Kiryn’s Wellness Corner: Flowing through October

Columns November 1, 2023

Nightfall is setting sooner as we near the end of October. What better way to light up the dark, and your Halloween spirit, than carving into the bright orange of a pumpkin and creating a fun or spooky jack-o-lantern to decorate your doorstep?

Not only is it strangely satisfying to squish your fingers through the flesh and guts of a pumpkin, but added to a warm winter soup or homemade pumpkin pie, they provide us with a healthy punch of beta carotene, vitamin A, potassium, and fibre.

Kiryn’s Wellness Corner is a wellness column that appears in every issue of Nexus (photo by Kiryn Quinn/Nexus).

All this, neatly packaged in a vibrant orange biodegradable package, ready to serve up savoury or sweet.

Don’t forget to bake the pumpkin seeds in the oven with a dash of salt for a nutty, crunchy snack. These seeds are virtual power packs of potassium, magnesium, and fibre.

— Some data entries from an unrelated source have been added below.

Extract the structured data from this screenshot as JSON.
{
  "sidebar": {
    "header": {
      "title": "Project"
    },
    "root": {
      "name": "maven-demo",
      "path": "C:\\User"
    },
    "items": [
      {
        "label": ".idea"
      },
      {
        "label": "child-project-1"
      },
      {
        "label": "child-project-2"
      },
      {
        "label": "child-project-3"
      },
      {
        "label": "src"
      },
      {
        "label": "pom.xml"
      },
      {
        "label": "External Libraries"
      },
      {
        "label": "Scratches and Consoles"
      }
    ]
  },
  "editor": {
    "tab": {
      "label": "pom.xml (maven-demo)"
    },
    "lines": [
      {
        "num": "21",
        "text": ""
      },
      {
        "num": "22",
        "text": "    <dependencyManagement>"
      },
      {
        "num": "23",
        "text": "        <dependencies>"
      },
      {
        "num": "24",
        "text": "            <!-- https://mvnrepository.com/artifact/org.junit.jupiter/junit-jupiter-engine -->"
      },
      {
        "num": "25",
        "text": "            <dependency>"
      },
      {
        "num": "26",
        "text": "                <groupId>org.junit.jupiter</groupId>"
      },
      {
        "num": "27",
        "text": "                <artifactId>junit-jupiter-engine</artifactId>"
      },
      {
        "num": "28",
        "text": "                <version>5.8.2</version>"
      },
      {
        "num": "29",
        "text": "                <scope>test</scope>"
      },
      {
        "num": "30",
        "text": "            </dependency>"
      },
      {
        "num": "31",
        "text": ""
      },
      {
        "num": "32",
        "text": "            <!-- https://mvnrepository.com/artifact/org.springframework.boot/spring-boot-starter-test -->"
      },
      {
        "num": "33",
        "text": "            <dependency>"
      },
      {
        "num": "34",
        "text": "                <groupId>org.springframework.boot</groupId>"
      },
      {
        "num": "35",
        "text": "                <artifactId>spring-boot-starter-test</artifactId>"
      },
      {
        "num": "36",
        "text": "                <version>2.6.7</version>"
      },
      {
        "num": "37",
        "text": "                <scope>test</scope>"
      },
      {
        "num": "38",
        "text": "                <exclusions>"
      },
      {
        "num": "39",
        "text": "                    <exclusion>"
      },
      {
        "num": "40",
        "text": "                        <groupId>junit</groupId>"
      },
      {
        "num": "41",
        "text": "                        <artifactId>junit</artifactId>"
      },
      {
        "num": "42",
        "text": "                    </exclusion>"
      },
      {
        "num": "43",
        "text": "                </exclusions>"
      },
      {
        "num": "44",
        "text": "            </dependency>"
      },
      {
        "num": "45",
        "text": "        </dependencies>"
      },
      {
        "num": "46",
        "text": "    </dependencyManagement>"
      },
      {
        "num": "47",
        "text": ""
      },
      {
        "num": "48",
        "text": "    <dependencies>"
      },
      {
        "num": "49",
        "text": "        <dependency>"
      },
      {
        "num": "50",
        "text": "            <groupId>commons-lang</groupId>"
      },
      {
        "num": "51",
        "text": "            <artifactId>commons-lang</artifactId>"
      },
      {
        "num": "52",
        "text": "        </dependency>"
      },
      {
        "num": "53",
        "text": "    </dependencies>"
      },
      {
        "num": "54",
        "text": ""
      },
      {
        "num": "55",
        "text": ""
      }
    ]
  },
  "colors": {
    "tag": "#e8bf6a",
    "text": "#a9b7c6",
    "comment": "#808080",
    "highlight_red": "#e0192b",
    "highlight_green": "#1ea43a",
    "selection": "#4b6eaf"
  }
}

With all that pumpkin and seed eating out of the way, some powerful and energizing vinyasa yoga will help to burn those calories and give you a good warm glow as well.

What does the yoga world mean by vinyasa, anyways? Vinyasa means to flow from one posture to the next with your breath. In opposition to the static nature of hatha yoga focusing on one posture at a time, vinyasa builds on the base knowledge of postures and is delivered in a variety of ways.

Depending on the style of yoga and the instructor, vinyasa yoga is adapted based on whether the room is heated or not and if the intention is a powerful invigorating aerobic activity or a slow, steady, and deeply mindful sequence.

What I love the most about vinyasa yoga is how your motion is your meditation. The instructor’s voice melds together with the subtle yet present dance of body and breath. Say the following out loud and visualize the flow of your body and breath: “Inhale, sweep your arms up overhead, exhale as you swan dive your arms out and down to the floor, inhale fingertips to your shins as you look forward with a flat back, exhale step your right foot back into a high lunge. Inhale your torso and arms to the sky, shoulders over your hips, then as your right heels come down to touch the floor on a 45-degree angle, exhale your arms out parallel to the floor with your front knee over your ankle; warrior two.”